Cassandra Neary, a New York photographer, visits a backwoods island to interview an early inspiration, but finds horror and death.


The arrival of an urban sophisticate in some rural backwater with hostile locals and a dark and terrible secret is not an original plotline, but is given a new twist in Generation Lossby the nature of the protagonist: Cassandra Neary is as dark a heroine as is likely to be found, even in crime fiction. Kleptomaniac, habitual drug user, obsessed with death and with a default setting of hostility, Cass challenges the reader’s patience, and it is only the sense that she is damaged and suffers that engages empathy.

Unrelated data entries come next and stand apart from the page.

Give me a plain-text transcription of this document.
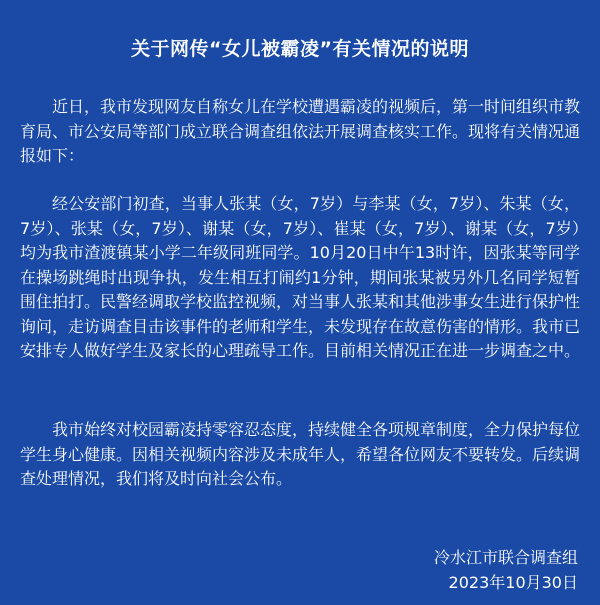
关于网传“女儿被霸凌”有关情况的说明

近日，我市发现网友自称女儿在学校遭遇霸凌的视频后，第一时间组织市教育局、市公安局等部门成立联合调查组依法开展调查核实工作。现将有关情况通报如下：

经公安部门初查，当事人张某（女，7岁）与李某（女，7岁）、朱某（女，7岁）、张某（女，7岁）、谢某（女，7岁）、崔某（女，7岁）、谢某（女，7岁）均为我市渣渡镇某小学二年级同班同学。10月20日中午13时许，因张某等同学在操场跳绳时出现争执，发生相互打闹约1分钟，期间张某被另外几名同学短暂围住拍打。民警经调取学校监控视频，对当事人张某和其他涉事女生进行保护性询问，走访调查目击该事件的老师和学生，未发现存在故意伤害的情形。我市已安排专人做好学生及家长的心理疏导工作。目前相关情况正在进一步调查之中。

我市始终对校园霸凌持零容忍态度，持续健全各项规章制度，全力保护每位学生身心健康。因相关视频内容涉及未成年人，希望各位网友不要转发。后续调查处理情况，我们将及时向社会公布。

冷水江市联合调查组
2023年10月30日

Elizabeth Hand is the author of more than a dozen previous books, but this seems to be the first outing for Cass Neary. The character is interesting enough to generate interest and a sequel, Available Dark, is already on sale. Some may have doubts about Neary: are her  punk credentials merely a style choice, a rejection of corporate manipulation, or what? And in any event hasn’t the essence of punk long been absorbed into the mainstream? But there is something appealing about Neary’s disinclination to conform, and told in the first person her story feels surprisingly convincing.

The book starts with Neary in her 40s, in New York. Her minor success with a book of photographs and engagement with an animated punk scene is some 20 years behind her. After a near-fatal stabbing and a belligerent relationship which ended in death, Cass lives quietly, working in a bookstore stockroom. The action begins when she is asked to visit Paswegas Island, off the coast of Maine, to interview the reclusive photographer Aphrodite Kamestos. Cass is initially resistant but, as Aphrodite was her initial inspiration to take up photography and has reportedly requested her by name, is persuaded to make the trip.

Her destination turns out to be dark, both actually and metaphorically. By the time the island comes in view, the weather has turned cold and stormy, with grey skies, sleet and snow. The locals view her with suspicion. Prominently displayed are posters about a young man who has recently disappeared, and the young daughter of the owner of Cass’s motel also goes missing within a day of her arrival. On the island itself she finds the remnants of a one-time hippy colony, and rejection from Aphrodite, about whose wishes she has been misled. But more than this, there is a terrible secret waiting to be discovered.

Generation Loss moves along at a rapid clip to a gripping climax, but the book is given depth through an interweaving of consistent elements in Neary’s life, including her mourning for her ex-lover, and her commitment to photography of an elemental kind. The result is an integrated whole that compels the attention.